REEL ROCK
- Company type: Private
- Genre: Adventure sports documentary films
- Founder: Peter Mortimer and Josh Lowell
- Headquarters: Boulder, Colorado, United States
- Website: www.reelrocktour.com

= Reel Rock Film Tour =

Annual climbing film festival

Reel Rock is an annual traveling film festival and online subscription service that focuses on rock climbing and outdoor adventure films produced by Sender Films. The films are shown at screening events, spanning over 500 worldwide, and on Reel Rock Unlimited. 2023 will be the tour's 17th year. The festival's founders are Peter Mortimer and Josh Lowell.

== Content ==
Reel Rock screens climbing and adventure films to audiences around the world through a festival each year, and through their streaming app Reel Rock Unlimited. Each year, Reel Rock produces short films covering all climbing disciplines, including rock climbing, sport climbing, bouldering, ice climbing, mountaineering and free soloing.

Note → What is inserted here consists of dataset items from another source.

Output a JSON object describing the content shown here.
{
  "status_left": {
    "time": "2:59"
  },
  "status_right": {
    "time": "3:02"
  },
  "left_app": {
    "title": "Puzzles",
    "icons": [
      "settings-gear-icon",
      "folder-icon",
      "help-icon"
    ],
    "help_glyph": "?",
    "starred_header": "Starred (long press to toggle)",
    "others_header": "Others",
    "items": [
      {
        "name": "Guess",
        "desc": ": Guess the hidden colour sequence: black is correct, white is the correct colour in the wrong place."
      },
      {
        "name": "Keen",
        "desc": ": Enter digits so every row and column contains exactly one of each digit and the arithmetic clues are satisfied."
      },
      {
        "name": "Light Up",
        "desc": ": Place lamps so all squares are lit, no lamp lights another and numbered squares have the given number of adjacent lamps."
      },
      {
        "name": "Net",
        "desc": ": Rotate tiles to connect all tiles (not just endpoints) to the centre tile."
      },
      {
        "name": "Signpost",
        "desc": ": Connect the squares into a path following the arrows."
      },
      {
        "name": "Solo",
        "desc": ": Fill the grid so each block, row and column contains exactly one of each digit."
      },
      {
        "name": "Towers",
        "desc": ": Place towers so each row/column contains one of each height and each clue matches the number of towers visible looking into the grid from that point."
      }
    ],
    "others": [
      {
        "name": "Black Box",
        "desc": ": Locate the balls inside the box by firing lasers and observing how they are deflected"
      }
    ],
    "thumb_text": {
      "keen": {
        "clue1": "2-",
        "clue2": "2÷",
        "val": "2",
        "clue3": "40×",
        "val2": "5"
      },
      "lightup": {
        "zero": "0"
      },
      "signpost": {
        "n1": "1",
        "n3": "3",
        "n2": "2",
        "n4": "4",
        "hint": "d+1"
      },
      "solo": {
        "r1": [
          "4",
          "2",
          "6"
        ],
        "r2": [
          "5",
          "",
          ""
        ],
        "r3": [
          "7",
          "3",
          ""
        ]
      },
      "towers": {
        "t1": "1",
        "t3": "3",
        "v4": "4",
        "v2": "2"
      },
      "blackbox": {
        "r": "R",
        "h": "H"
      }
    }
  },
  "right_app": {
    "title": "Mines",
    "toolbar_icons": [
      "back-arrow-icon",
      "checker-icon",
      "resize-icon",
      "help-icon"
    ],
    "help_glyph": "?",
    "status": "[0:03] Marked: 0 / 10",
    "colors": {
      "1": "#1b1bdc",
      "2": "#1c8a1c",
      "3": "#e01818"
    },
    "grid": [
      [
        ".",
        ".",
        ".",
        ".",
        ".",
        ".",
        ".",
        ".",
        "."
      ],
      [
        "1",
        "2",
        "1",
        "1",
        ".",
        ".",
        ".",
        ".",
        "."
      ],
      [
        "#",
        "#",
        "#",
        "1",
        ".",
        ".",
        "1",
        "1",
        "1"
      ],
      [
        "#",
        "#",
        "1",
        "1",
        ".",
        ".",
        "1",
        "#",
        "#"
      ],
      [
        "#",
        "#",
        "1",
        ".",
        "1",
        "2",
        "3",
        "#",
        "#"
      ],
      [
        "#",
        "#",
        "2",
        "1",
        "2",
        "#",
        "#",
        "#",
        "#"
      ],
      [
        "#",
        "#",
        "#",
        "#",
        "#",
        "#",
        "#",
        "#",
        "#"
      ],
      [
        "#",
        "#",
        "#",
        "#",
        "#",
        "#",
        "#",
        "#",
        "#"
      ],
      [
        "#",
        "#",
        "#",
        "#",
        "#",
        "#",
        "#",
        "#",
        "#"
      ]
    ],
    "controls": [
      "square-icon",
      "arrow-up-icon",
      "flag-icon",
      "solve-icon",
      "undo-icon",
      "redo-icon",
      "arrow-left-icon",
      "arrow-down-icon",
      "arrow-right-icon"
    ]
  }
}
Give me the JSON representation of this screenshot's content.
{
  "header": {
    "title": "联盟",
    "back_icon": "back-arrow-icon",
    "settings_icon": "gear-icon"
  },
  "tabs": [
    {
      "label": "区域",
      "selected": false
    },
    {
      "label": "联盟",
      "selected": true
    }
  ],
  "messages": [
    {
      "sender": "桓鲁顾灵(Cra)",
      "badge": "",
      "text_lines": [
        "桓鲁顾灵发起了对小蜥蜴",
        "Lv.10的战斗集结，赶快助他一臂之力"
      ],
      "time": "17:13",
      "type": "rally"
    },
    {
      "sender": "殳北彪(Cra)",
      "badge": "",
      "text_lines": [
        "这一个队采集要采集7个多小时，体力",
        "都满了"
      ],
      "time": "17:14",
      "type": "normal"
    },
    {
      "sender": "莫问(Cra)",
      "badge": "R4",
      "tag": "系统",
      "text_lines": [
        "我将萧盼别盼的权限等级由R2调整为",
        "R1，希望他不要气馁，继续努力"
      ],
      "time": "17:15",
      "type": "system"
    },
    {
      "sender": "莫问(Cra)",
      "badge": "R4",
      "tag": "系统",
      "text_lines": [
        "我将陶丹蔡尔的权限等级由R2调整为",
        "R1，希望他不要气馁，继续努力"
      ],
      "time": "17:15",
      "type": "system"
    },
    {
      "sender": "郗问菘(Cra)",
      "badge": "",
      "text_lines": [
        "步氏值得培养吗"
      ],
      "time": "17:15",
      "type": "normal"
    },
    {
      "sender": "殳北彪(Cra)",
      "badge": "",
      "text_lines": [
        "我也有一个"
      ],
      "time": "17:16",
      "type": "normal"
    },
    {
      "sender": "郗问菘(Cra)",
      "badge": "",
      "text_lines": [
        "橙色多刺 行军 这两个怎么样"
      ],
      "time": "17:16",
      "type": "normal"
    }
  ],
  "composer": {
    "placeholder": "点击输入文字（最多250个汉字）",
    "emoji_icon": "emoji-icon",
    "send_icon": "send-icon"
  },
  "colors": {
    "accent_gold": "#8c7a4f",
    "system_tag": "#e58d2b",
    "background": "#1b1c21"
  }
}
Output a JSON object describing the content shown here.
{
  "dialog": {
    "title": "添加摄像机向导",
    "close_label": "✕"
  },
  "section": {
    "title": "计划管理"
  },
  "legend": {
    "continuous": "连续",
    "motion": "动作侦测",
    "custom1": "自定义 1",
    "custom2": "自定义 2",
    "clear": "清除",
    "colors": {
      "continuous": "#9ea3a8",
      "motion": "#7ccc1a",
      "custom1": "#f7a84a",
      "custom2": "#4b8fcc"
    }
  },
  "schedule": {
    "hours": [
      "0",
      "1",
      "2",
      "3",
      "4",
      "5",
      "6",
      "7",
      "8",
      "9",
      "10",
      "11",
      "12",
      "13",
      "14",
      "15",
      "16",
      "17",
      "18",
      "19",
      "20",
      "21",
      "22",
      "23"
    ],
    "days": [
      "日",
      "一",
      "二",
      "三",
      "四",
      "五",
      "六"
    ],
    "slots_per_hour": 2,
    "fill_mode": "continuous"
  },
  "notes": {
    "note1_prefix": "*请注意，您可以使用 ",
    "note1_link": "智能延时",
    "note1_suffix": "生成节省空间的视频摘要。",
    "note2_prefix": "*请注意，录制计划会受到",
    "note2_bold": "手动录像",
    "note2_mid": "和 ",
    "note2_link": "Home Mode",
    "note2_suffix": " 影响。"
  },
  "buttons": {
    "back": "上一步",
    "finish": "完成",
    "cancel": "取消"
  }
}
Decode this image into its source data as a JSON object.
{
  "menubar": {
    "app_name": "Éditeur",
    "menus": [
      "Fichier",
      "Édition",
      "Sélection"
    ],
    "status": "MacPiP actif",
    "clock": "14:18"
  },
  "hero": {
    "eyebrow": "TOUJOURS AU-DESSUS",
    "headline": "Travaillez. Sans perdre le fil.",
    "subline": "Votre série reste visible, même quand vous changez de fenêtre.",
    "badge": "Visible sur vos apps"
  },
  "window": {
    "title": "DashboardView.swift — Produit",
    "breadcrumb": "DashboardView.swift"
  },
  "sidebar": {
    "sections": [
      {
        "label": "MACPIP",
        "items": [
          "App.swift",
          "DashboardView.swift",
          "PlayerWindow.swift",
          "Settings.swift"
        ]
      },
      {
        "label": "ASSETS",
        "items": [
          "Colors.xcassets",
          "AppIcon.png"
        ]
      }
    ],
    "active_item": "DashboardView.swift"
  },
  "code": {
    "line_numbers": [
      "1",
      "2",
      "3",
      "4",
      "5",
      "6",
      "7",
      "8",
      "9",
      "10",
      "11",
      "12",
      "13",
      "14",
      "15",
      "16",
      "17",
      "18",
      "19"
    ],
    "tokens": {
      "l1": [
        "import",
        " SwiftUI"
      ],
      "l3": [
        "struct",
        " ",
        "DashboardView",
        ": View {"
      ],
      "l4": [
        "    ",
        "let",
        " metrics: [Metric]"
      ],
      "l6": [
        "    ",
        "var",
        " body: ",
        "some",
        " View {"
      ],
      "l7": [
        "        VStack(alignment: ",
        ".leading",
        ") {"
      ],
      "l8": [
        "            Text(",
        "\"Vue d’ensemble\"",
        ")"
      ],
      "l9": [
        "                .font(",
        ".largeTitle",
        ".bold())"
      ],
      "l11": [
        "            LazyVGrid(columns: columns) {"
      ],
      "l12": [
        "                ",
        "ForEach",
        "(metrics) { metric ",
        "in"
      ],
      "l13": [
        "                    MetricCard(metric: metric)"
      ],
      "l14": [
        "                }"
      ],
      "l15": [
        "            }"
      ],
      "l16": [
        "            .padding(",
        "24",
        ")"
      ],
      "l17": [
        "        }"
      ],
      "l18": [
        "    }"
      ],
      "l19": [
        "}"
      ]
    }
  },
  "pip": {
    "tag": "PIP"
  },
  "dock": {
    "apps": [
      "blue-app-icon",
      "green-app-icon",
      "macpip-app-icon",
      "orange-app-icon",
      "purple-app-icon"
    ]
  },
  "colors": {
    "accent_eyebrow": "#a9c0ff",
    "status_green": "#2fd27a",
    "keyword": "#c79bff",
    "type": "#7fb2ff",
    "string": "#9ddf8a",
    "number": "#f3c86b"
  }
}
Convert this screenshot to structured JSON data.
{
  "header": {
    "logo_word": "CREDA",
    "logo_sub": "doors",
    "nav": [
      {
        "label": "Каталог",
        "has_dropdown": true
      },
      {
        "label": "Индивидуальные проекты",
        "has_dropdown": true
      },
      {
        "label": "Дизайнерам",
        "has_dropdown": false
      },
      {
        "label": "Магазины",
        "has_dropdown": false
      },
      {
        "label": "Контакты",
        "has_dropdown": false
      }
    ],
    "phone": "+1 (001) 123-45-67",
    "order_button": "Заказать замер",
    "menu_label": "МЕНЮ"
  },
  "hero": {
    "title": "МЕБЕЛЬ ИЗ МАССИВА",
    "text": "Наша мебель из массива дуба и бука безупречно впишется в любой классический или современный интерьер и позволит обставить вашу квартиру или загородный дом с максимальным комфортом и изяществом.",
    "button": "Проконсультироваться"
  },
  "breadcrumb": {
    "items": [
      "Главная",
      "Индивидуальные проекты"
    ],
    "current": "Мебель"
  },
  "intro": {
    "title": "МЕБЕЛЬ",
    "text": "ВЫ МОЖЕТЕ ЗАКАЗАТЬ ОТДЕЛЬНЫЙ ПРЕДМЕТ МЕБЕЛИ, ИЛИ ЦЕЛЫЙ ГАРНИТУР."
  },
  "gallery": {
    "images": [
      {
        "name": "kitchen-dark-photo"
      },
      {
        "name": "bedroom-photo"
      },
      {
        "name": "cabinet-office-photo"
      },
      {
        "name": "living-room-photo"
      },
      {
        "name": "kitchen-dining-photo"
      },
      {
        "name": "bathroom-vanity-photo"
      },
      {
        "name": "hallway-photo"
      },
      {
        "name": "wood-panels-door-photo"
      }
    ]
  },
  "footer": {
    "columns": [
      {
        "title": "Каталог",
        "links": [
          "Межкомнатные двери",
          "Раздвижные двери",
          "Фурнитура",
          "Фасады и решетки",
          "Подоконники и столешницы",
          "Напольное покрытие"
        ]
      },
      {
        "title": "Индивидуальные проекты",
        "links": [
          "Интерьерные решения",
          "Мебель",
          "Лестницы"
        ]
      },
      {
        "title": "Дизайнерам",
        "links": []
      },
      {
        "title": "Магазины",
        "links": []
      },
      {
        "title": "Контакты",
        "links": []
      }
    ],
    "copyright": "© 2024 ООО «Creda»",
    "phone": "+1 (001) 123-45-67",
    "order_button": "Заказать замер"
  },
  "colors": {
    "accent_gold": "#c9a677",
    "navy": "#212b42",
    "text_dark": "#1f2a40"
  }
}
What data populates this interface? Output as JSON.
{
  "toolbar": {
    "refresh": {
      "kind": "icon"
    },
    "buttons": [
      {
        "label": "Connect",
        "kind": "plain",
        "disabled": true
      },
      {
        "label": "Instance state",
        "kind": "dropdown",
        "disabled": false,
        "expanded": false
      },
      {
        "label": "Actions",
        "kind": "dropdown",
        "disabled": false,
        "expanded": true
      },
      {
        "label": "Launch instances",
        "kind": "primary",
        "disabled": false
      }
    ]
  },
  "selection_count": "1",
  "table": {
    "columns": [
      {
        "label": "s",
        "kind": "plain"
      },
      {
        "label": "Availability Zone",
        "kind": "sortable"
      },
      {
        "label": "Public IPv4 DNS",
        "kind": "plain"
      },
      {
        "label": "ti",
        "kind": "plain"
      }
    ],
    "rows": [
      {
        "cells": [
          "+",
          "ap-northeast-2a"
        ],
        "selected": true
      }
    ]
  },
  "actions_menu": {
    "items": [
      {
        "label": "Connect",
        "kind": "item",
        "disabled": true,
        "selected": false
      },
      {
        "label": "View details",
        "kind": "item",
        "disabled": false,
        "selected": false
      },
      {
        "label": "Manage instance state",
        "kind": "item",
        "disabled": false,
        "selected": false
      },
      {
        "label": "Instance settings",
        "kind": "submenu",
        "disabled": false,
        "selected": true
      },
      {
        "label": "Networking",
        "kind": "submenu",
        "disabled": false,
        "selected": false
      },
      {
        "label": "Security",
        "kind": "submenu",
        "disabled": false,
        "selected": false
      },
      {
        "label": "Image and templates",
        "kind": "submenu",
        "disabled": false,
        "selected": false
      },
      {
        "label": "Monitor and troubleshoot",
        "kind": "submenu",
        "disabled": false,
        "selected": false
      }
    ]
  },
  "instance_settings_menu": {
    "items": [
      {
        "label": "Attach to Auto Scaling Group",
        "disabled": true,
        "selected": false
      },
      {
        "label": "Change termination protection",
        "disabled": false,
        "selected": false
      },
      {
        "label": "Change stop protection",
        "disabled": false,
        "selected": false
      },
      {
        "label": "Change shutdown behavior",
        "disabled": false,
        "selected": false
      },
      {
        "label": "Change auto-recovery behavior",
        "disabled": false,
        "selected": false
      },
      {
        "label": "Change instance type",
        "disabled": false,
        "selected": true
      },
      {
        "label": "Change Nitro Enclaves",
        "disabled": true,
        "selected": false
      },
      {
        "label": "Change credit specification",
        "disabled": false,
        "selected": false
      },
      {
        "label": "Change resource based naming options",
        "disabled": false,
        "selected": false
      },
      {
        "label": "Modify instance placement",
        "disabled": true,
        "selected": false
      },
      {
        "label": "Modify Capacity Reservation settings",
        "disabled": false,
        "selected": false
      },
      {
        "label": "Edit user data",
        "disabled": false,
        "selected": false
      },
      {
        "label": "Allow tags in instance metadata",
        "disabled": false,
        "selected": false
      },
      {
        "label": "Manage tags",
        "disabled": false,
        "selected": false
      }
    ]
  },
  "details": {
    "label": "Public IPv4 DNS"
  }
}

After organizing small tours for their film releases, founders and directors Josh Lowell and Peter Mortimer collaborated to create the first tour in 2006. The Reel Rock team regularly collaborates with the best athletes in climbing, including Alex Honnold, Tommy Caldwell, Margo Hayes, and more. The tour grew to over 800 screenings a year with 200,000+ attendees worldwide.

The tour partners with local outdoor equipment retailers, university outing clubs, and climbing gyms to organize screening events for each year's selections.